Not only will this network provide hardened capabilities with interoperability among different emergency services, it could also provide superlative geographic reach and additional capacity for commercial and consumer access. Engineering design will enhance “carrier grade” capabilities to “mission critical” resilience with continuity of service when commercial cellular networks fail. While visiting cell towers in coastal areas affected by Hurricane Sandy recently, I noticed that typically only one of five or six commercial cellular carriers even had the on-site backup generator required to maintain service during the storm-induced power outages. The new network should be designed with resilience to maintain service through various disasters including wind, flood and earthquakes.

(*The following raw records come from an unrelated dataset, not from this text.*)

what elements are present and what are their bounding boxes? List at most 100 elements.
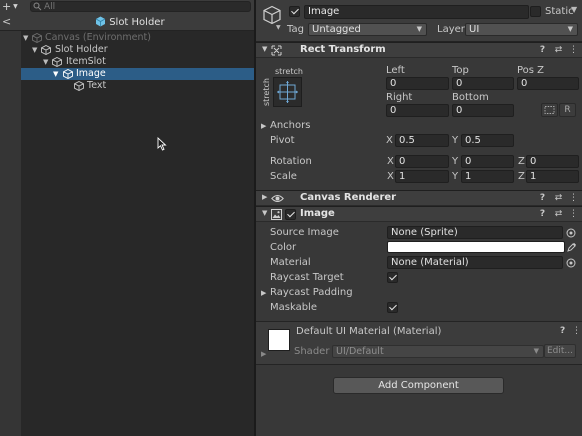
chevron-down-icon: ▼	[567, 25, 573, 33]
left-field[interactable]: 0	[386, 77, 449, 90]
scale-z-field[interactable]: 1	[526, 170, 579, 183]
source-image-label: Source Image	[270, 227, 339, 238]
gameobject-icon	[52, 57, 62, 67]
pivot-x-field[interactable]: 0.5	[395, 134, 449, 147]
raw-edit-button[interactable]: R	[559, 103, 576, 117]
gameobject-name-field[interactable]: Image	[304, 5, 529, 19]
material-fold-icon[interactable]: ▶	[261, 350, 266, 358]
maskable-checkbox[interactable]	[387, 302, 398, 313]
presets-icon[interactable]: ⇄	[553, 192, 564, 204]
prefab-title: Slot Holder	[95, 16, 165, 29]
scale-y-field[interactable]: 1	[461, 170, 514, 183]
bottom-field[interactable]: 0	[452, 104, 514, 117]
pivot-y-field[interactable]: 0.5	[461, 134, 514, 147]
eyedropper-icon[interactable]	[567, 242, 577, 252]
mouse-cursor-icon	[157, 137, 167, 151]
color-label: Color	[270, 242, 297, 253]
create-button[interactable]: + ▼	[2, 1, 22, 13]
search-icon	[33, 2, 42, 11]
static-dropdown-icon[interactable]: ▼	[571, 5, 577, 14]
presets-icon[interactable]: ⇄	[553, 208, 564, 220]
tag-dropdown[interactable]: Untagged ▼	[308, 23, 427, 36]
raycast-padding-label[interactable]: Raycast Padding	[270, 287, 353, 298]
color-swatch[interactable]	[387, 241, 565, 253]
help-icon[interactable]: ?	[537, 44, 548, 56]
right-field[interactable]: 0	[386, 104, 449, 117]
hierarchy-gutter	[0, 31, 21, 436]
help-icon[interactable]: ?	[537, 208, 548, 220]
gameobject-icon-dropdown-icon[interactable]: ▼	[276, 24, 281, 31]
maskable-label: Maskable	[270, 302, 317, 313]
component-title: Image	[300, 208, 335, 219]
more-options-icon[interactable]: ⋮	[568, 192, 579, 204]
fold-arrow-icon[interactable]: ▼	[262, 45, 267, 53]
static-label: Static	[545, 6, 574, 17]
rect-transform-icon	[271, 45, 282, 56]
image-enabled-checkbox[interactable]	[285, 209, 296, 220]
component-title: Rect Transform	[300, 44, 386, 55]
layer-label: Layer	[437, 24, 465, 35]
rotation-z-field[interactable]: 0	[526, 155, 579, 168]
source-image-field[interactable]: None (Sprite)	[387, 226, 563, 239]
object-picker-icon[interactable]	[566, 258, 576, 268]
object-picker-icon[interactable]	[566, 228, 576, 238]
help-icon[interactable]: ?	[537, 192, 548, 204]
gameobject-header: ▼ Image Static ▼ Tag Untagged ▼ Layer UI…	[256, 0, 582, 42]
tree-item-slot-holder[interactable]: ▼ Slot Holder	[21, 44, 254, 56]
gameobject-active-checkbox[interactable]	[289, 6, 300, 17]
image-component-header[interactable]: ▼ Image ? ⇄ ⋮	[256, 206, 582, 222]
hierarchy-panel: + ▼ < Slot Holder ▼ Canvas (Environment)…	[0, 0, 254, 436]
blueprint-mode-button[interactable]	[541, 103, 558, 117]
rotation-x-field[interactable]: 0	[395, 155, 449, 168]
top-field[interactable]: 0	[452, 77, 514, 90]
static-checkbox[interactable]	[530, 6, 541, 17]
back-button[interactable]: <	[2, 16, 12, 28]
posz-field[interactable]: 0	[517, 77, 579, 90]
expand-arrow-icon[interactable]: ▼	[23, 32, 31, 44]
material-thumbnail	[268, 329, 290, 351]
rotation-y-field[interactable]: 0	[461, 155, 514, 168]
presets-icon[interactable]: ⇄	[553, 44, 564, 56]
expand-arrow-icon[interactable]: ▼	[53, 68, 61, 80]
tree-item-label: Canvas (Environment)	[45, 32, 151, 43]
chevron-down-icon: ▼	[11, 3, 18, 10]
tree-item-itemslot[interactable]: ▼ ItemSlot	[21, 56, 254, 68]
scale-x-field[interactable]: 1	[395, 170, 449, 183]
scale-y-label: Y	[452, 171, 459, 182]
more-options-icon[interactable]: ⋮	[572, 326, 581, 336]
add-component-button[interactable]: Add Component	[333, 377, 504, 394]
raycast-target-label: Raycast Target	[270, 272, 344, 283]
chevron-down-icon: ▼	[416, 25, 422, 33]
canvas-renderer-header[interactable]: ▶ Canvas Renderer ? ⇄ ⋮	[256, 190, 582, 206]
pivot-y-label: Y	[452, 135, 459, 146]
anchor-presets-button[interactable]	[273, 77, 302, 107]
expand-arrow-icon[interactable]: ▼	[43, 56, 51, 68]
anchor-stretch-side-label: stretch	[262, 78, 271, 106]
raycast-padding-fold-icon[interactable]: ▶	[261, 289, 266, 297]
more-options-icon[interactable]: ⋮	[568, 208, 579, 220]
material-field[interactable]: None (Material)	[387, 256, 563, 269]
edit-shader-button[interactable]: Edit...	[544, 344, 576, 358]
expand-arrow-icon[interactable]: ▼	[32, 44, 40, 56]
fold-arrow-icon[interactable]: ▶	[262, 193, 267, 201]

The use of 3GPP-standardized technologies, including LTE, pays enormous benefits with the enormous R&D support that has delivered the highest performance and most spectrum- and power-efficient capabilities. It also helps enable and maximize multimedia applications, with network roaming possibilities and with large economies of scale in devices. There will, however, be some wrinkles. Spectrum band support in devices is already fraught with immense complexity and fragmentation. Introducing an additional band class for a relatively small base of users will not be a motivator for all device manufacturers. For example, Apple might never include the band in its iPhones.
What about voice?
It will be many years, if ever, before the new network can be the primary or only network for first-responder voice communications. Integration of data and voice-over-IP is the Holy Grail on mobile networks, as it has been on fixed networks for many years, but use of 4G LTE (that does not offer circuit-switched voice) means that the only possibility for voice on this new network will be VoLTE. The voice application is most exacting on wireless networks and requires superlative QoS while sharing the data pipe to the cell edge with various high-demand applications; but VoLTE is still immature. There is no more mission-critical an application for first responders than voice. With push-to-talk, for example, the difference between “shoot” and “don’t shoot” is only a couple of hundred milliseconds’ packet loss or delay. Following various false starts in mobile VoIP over the last decade, commercial carriers AT&T and Verizon are only starting their baby steps with VoLTE on their networks over the next year or two, while set to remain highly dependent on their 2G and 3G circuit-switched voice networks for many years. Similarly, existing or new private land mobile radio will be even more essential for voice communications for many years. Public safety narrowband (i.e., P25 voice) spectrum is being maintained for that purpose.